La collecte nette des produits d’assurance vie en France a été négative de deux milliards d’euros pour le premier trimestre 2012, selon la Fédération française des sociétés d’assurance (FFSA). A l’approche de l’élection présidentielle, porteuse d’incertitude fiscale, les sociétés d’assurance ont collecté 31,4 milliards d’euros sur cette période auprès de leurs clients mais leur ont versé 33,4 milliards, selon des estimations établies avec le concours du GEMA, le groupement des entreprises mutuelles d’assurances.
Le régulateur américain des marchés à terme, la CFTC, a gagné une bataille dans sa lutte pour mettre un terme aux manipulations du marché du pétrole. En l’occurrence, la société de trading à haute-fréquence néerlandaise Optiver a accepté de verser 14 millions de dollars pour mettre un terme aux poursuites des autorités relatives à des soupçons de manipulations en 2007.

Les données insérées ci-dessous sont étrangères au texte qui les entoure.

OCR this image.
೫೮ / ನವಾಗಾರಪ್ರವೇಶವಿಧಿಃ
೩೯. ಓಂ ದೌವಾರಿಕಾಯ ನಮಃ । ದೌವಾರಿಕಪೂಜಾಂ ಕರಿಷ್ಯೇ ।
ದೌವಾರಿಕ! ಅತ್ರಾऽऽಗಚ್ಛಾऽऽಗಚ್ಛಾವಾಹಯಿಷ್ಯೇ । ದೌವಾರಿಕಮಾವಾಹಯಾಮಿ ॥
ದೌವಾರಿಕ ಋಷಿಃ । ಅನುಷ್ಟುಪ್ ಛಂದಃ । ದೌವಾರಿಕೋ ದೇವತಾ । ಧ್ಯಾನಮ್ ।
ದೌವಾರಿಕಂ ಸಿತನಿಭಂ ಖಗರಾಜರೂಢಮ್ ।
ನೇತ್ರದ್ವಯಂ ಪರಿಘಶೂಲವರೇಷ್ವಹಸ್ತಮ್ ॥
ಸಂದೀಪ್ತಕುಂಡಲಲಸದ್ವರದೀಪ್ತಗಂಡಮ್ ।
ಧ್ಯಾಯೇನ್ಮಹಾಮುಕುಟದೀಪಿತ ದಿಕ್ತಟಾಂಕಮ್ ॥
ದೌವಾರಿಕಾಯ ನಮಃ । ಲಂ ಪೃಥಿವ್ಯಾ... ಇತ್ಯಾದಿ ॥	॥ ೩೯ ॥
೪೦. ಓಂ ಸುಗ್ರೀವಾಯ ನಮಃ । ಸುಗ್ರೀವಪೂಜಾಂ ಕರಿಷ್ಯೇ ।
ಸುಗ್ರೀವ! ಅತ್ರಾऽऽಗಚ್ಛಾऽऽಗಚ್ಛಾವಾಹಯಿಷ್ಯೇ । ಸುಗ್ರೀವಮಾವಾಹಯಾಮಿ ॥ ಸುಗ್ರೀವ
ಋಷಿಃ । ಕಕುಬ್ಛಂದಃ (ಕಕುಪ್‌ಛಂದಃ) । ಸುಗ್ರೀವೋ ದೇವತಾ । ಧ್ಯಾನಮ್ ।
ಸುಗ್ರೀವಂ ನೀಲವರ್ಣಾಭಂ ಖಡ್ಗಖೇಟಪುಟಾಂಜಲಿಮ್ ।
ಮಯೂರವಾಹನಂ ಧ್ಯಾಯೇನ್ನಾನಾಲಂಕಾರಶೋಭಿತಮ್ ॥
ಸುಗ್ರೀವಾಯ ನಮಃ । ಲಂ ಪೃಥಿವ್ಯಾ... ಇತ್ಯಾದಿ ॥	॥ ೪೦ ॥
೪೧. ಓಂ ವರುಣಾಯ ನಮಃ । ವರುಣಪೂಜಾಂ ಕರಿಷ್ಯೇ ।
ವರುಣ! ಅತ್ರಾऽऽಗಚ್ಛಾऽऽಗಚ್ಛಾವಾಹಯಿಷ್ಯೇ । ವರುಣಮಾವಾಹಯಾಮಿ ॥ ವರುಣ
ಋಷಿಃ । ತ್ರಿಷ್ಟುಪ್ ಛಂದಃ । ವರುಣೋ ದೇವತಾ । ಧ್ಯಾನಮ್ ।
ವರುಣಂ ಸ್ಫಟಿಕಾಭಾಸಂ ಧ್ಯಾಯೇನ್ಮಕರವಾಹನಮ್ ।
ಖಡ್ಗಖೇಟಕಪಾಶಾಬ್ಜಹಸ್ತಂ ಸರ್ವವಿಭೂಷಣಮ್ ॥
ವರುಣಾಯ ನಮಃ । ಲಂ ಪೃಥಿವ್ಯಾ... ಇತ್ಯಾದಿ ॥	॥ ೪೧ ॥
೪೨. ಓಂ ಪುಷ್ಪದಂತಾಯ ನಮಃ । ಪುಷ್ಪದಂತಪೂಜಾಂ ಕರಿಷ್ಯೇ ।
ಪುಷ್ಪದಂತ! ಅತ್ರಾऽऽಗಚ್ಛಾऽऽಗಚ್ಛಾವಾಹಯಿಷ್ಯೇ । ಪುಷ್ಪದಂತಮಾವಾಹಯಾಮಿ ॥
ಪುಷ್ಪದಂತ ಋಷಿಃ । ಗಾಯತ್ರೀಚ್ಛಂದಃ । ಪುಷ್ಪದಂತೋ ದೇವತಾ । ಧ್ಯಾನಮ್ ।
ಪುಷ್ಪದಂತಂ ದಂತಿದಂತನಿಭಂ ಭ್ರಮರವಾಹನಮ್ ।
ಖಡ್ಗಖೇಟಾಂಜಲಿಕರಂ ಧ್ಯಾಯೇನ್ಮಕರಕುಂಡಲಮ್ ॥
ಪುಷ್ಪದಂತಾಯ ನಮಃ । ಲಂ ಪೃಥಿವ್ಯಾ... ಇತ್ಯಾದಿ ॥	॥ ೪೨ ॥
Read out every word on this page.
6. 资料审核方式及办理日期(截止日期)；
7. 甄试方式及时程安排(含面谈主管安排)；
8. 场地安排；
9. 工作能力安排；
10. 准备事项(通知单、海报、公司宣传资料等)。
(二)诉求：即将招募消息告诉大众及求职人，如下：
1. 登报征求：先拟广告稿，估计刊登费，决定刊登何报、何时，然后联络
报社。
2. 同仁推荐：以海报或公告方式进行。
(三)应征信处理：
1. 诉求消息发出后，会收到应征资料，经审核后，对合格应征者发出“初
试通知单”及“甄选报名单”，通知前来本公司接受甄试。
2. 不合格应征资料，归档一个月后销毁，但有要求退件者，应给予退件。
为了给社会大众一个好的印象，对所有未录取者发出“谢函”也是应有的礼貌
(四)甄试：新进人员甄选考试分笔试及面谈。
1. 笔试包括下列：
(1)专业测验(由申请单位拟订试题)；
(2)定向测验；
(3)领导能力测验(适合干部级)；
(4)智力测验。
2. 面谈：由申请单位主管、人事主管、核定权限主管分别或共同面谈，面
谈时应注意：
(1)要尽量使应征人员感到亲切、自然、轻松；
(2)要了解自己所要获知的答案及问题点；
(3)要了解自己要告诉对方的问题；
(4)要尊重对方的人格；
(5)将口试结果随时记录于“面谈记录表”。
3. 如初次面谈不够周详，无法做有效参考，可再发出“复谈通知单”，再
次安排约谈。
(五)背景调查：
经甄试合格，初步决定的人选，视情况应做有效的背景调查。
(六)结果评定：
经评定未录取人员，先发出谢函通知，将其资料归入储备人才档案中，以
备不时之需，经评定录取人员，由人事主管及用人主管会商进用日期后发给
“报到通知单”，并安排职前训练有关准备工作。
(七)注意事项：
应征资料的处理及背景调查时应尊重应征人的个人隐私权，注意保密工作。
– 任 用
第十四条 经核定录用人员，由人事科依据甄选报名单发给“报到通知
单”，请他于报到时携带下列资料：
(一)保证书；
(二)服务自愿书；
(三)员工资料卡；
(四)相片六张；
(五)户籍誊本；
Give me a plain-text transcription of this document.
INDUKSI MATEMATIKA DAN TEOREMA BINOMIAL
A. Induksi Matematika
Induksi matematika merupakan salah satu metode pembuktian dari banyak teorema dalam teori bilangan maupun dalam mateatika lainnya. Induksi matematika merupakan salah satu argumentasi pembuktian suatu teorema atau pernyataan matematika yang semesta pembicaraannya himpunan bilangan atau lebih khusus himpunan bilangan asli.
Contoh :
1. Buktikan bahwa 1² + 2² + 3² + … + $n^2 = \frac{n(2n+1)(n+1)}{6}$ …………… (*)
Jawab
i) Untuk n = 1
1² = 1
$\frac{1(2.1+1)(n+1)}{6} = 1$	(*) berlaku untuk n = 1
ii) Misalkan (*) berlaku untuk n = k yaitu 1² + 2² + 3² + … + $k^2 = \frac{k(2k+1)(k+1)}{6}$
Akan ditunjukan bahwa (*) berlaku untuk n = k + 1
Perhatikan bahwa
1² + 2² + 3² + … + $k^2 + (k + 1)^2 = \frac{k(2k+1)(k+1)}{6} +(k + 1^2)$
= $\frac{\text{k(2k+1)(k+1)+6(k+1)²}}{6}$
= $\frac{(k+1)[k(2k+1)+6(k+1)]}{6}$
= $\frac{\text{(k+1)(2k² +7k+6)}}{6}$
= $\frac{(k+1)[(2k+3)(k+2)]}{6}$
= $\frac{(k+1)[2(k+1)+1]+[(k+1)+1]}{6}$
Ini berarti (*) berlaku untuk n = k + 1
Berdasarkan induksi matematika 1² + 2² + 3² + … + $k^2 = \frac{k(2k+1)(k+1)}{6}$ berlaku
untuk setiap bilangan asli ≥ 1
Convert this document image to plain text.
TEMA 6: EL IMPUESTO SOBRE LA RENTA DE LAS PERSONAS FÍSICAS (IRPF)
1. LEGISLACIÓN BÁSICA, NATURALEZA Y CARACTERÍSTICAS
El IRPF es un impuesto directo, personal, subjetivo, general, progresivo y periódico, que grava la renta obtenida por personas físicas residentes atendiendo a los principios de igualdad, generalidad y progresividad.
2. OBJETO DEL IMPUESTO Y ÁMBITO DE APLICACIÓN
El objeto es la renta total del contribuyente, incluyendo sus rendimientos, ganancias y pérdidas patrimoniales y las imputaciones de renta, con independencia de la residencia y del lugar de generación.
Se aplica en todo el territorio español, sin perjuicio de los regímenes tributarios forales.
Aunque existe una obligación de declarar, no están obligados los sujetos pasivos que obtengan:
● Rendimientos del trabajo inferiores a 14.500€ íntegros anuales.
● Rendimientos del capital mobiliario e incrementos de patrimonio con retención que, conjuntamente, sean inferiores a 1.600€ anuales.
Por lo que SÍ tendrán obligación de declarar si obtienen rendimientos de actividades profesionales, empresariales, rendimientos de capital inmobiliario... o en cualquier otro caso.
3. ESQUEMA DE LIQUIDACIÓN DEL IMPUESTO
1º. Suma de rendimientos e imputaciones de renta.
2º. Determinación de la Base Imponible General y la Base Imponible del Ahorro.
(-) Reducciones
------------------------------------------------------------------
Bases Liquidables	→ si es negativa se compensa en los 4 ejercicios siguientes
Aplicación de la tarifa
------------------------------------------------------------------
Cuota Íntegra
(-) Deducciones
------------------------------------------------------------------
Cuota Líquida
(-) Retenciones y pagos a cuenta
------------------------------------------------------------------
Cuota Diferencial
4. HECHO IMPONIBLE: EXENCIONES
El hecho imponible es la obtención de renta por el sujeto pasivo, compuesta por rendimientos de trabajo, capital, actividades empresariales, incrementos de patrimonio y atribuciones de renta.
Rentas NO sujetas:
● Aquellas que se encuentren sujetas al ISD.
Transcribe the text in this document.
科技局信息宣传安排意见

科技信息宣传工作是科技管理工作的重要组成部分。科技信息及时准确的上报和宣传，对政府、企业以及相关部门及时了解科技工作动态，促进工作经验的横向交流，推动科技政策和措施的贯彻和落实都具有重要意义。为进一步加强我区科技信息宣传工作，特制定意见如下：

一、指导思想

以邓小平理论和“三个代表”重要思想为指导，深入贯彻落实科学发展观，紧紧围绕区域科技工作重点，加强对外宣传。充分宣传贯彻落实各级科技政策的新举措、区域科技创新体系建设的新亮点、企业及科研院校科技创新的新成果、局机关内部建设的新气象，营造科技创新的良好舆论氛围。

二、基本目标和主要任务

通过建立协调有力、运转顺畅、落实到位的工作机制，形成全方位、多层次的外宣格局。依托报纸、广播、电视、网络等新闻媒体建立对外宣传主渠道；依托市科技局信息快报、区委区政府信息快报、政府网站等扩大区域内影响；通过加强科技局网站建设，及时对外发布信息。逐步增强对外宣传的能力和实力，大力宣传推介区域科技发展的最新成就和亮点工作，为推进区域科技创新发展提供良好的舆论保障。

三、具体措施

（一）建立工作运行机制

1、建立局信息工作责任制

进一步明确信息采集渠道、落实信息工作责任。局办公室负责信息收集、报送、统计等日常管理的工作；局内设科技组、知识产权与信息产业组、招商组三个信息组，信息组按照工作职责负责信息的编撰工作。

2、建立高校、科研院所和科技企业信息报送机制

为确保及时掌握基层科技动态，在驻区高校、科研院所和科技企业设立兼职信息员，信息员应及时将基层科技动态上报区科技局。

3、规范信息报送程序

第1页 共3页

La Nafmii, association chinoise qui promeut le développement des marchés de gré à gré, et Paris Europlace ont signé un protocole d’accord pour développer leurs échanges et pousser les marchés obligataires chinois et français. Membre de la banque centrale chinoise, Liu Kai a plaidé pour que la Chine développe un marché de gré à gré plus tourné vers les institutionnels et limite les contraintes administratives.
Invité sur le plateau du Grand Journal de Canal+, le candidat socialiste à l’élection présidentielle a proposé de mobiliser l’épargne des Français, «qui est à un niveau très élevé», pour la dette. François Hollande indique toutefois que cela ne devra pas se faire à n’importe quelle condition.